Love. He had said love. Using the word love was a big statement. I was confused and scared but maybe I needed to be more sophisticated about the whole thing? A glitzy job and a boyfriend with a vineyard – what was I worried about? I tried to look insouciant, tried to be more French about it, more laissez-faire .

Before we could carry on the conversation, the door opened and Madame and Monsieur Gaspard came in. Monsieur looked how I imagined Rémy might in thirty years’ time, his hair snow white, in jeans and a navy polo neck, while Madame sported a black denim shirt dress and leopard-skin ankle boots that should have looked tarty but were the epitome of power dressing – she looked fierce, predatory and in control. I felt insignificant in my shirt and jeans. She was going to walk all over me.

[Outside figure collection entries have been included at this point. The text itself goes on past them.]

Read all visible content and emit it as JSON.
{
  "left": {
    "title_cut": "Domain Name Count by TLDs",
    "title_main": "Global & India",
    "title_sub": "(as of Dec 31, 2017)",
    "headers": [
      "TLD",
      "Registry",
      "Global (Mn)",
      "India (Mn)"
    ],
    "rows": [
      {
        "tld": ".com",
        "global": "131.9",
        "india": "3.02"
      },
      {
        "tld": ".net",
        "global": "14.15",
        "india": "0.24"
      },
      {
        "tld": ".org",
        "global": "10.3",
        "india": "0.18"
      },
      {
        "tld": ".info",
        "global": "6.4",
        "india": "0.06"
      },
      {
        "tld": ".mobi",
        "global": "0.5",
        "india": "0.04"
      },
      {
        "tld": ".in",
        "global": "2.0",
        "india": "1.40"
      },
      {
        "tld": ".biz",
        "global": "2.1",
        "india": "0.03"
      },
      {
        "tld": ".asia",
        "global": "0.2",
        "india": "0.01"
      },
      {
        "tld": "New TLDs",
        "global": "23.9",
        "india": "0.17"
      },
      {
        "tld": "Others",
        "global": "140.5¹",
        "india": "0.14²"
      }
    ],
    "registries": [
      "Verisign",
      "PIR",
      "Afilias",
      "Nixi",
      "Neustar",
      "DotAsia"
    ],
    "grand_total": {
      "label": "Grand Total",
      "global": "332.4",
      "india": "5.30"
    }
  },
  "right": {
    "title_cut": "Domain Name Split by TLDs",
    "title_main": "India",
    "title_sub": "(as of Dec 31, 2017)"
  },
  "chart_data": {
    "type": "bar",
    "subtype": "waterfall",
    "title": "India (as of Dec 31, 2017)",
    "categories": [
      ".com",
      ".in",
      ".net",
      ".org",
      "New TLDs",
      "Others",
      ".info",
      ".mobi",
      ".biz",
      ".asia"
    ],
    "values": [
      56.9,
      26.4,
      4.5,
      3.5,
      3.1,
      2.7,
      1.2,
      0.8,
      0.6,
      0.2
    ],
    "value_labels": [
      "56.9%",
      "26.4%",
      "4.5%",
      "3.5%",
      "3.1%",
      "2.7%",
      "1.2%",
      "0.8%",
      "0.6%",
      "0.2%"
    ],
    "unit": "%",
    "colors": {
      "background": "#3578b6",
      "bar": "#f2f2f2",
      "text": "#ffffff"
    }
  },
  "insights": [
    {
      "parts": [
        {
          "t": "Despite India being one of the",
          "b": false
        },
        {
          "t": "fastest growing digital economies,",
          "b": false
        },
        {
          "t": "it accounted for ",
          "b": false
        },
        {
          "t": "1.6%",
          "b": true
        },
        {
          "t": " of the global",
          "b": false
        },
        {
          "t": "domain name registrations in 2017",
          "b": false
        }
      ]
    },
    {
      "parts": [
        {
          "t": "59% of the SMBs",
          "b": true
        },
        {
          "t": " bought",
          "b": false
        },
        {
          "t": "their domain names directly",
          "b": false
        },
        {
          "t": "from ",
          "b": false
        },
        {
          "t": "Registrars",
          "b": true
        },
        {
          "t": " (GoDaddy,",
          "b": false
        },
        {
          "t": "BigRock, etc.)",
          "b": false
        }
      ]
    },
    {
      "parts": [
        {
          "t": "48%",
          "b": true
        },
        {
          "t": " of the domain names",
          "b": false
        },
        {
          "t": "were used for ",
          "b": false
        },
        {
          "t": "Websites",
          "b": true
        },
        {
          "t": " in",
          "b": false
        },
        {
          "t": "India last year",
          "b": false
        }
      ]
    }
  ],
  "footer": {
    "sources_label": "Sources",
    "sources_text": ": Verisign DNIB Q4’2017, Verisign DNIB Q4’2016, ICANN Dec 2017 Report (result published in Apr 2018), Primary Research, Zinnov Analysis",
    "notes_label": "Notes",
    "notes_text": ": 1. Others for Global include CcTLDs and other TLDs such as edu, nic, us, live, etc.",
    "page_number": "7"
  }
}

In fact, she was charming. Yes, she fussed over Rémy, telling him off for not serving champagne in my honour – ‘ Maman , it’s a very good Riesling. Plus intéressant ’ – and squeezing the avocados with disapproval – they were too hard for her liking – but she put me at my ease very quickly.

‘Lismay was so happy when you came. She asked me if I knew anyone who could help but there was no one here who could cook. And Piers – he is well? The operation was good?’

‘He’s like a new man, I believe.’

‘And they will be back for Christmas?’

‘That’s the plan.’

She nodded approvingly. ‘We always have New Year’s Eve together. We share our best wines. You will still be here, non ?’

‘I hope so.’

‘Good!’ She raised her glass to me with a smile.

I began to relax. The Riesling was indeed delicious, and perfect with the sushi. I liked this life, I thought. Was there a way to hold on to it? Rémy was right. There were aeroplanes. Maybe at our time of life a long-distance relationship worked better than the intensity of living on top of each other. We had our own commitments and responsibilities.

I would accept the job offer, I decided. We would find a way.